Yıldız Okyanusu’nun en derin ve en gizemli bölgesinde, Denizkızı Rana yaşardı. Rana, okyanusun en güzel yaratığıydı ve saçları, deniz yosunlarından yapılmıştı. Geceleri, Rana okyanusun en üstünde dans ederken, saçlarından yansıyan ışık tüm okyanusu aydınlatıyordu.
Bir gün, Yıldız Okyanusu’na kıskançlıkla bakan Kara Ejderha, Rana’nın güzelliğine ve ışıltılı saçlarına hayran kaldı. Kara Ejderha, Rana’yı kendine aşık etmek için ona altın ve mücevherlerle dolu bir sandık gönderdi. Ancak Rana, Kara Ejderha’nın niyetini anladı ve sandığı reddetti.
Kara Ejderha, öfkeyle Rana’nın önünde kocaman bir dalgayı yükseltti ve Rana’yı sürükleyip okyanusun en karanlık ve tehlikeli bölgesine götürdü. Rana, karanlıkta çaresizce yüzerken, birdenbire gökyüzünden bir yıldız düştü ve Rana’yı aydınlattı.

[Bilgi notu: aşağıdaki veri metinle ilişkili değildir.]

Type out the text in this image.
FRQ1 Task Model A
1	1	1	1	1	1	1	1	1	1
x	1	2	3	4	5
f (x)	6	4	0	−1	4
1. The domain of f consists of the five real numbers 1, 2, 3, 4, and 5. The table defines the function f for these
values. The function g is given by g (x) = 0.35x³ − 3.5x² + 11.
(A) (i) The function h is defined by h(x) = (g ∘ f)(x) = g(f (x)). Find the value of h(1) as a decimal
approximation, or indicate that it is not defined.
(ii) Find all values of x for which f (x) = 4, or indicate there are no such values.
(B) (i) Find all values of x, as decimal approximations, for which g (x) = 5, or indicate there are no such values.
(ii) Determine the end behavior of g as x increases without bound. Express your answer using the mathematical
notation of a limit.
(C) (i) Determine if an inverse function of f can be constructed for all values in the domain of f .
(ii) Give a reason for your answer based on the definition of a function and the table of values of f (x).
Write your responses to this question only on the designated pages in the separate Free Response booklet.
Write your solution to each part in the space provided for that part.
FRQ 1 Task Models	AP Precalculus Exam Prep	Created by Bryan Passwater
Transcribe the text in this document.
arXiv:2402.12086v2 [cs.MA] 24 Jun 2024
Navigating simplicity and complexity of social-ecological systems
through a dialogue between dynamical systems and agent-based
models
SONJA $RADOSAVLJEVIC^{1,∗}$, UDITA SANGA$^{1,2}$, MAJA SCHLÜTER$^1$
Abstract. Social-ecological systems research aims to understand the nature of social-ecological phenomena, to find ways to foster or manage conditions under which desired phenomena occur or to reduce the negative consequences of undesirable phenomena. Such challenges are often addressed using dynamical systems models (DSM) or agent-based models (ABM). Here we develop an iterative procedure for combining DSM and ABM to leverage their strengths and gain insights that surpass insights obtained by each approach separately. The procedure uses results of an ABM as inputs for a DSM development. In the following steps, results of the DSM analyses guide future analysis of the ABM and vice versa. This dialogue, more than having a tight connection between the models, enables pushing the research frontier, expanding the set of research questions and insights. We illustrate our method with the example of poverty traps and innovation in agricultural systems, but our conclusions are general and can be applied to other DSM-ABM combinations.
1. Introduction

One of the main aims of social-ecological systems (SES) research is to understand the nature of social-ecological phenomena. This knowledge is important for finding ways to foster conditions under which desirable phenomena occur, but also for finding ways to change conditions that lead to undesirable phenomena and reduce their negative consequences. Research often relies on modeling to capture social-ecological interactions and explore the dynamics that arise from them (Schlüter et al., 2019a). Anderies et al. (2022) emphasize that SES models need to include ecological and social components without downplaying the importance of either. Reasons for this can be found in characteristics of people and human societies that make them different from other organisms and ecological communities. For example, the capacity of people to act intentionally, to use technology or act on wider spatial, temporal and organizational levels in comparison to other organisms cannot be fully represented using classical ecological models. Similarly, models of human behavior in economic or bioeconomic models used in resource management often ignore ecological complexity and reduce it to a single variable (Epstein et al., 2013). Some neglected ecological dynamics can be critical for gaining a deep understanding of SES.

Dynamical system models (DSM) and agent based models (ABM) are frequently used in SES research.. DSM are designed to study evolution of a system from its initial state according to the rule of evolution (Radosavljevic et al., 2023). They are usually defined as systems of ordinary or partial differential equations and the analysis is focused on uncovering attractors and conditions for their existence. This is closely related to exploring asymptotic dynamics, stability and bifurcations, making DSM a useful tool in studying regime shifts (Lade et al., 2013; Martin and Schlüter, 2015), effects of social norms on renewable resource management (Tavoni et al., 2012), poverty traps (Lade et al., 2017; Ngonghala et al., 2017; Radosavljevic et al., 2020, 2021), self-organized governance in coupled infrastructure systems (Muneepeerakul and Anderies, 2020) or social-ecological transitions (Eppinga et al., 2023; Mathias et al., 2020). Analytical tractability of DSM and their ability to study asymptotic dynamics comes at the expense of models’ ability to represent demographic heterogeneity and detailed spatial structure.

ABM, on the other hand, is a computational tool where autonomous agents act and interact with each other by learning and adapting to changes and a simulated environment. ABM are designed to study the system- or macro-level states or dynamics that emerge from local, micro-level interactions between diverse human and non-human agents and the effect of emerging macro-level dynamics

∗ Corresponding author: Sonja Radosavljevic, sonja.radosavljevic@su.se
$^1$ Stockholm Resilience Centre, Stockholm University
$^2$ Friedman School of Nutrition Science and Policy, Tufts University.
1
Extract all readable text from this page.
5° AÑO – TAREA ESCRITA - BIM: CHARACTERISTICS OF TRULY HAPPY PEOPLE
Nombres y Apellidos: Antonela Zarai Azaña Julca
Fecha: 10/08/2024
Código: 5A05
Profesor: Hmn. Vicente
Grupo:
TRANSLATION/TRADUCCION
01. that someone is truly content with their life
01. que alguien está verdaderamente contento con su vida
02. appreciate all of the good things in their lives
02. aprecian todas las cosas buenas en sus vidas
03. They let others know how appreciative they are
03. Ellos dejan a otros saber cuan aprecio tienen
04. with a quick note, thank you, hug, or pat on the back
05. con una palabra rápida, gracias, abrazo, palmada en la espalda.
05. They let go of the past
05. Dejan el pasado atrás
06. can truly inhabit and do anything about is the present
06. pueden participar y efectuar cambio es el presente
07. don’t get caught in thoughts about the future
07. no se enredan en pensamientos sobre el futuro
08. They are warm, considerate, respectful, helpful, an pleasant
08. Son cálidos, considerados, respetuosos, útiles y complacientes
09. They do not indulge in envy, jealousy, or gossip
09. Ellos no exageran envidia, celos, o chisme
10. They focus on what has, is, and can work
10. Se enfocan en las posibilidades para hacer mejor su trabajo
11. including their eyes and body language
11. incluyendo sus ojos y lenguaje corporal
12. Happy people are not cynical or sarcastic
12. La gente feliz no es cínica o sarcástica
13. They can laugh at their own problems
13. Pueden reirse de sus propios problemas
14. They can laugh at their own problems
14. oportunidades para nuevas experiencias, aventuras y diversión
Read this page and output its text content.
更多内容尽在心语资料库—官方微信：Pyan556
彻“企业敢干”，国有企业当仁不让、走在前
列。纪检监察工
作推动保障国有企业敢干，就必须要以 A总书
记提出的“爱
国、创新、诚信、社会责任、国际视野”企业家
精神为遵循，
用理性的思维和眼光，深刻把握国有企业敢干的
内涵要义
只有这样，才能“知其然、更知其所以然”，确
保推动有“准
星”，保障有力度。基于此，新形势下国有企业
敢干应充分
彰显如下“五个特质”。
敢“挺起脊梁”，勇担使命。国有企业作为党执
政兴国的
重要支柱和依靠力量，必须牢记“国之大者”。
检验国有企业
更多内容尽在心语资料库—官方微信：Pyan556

Yıldızın ışığında, Rana’nın saçları daha da parlamaya başladı ve etrafı aydınlattı. Kara Ejderha, Rana’nın aslında bir yıldız kızı olduğunu anladı ve pişmanlıkla onu serbest bıraktı. Rana, Yıldız Okyanusu’na geri döndü ve artık okyanusun en parlak yaratığıydı.
Bu olaydan sonra, Kara Ejderha Yıldız Okyanusu’ndan uzaklaştı ve bir daha asla geri dönmedi. Rana ise her gece gökyüzünde parlayan yıldızlarla birlikte dans etmeye devam etti ve Yıldız Okyanusu’nun en büyük sırrı olarak anıldı.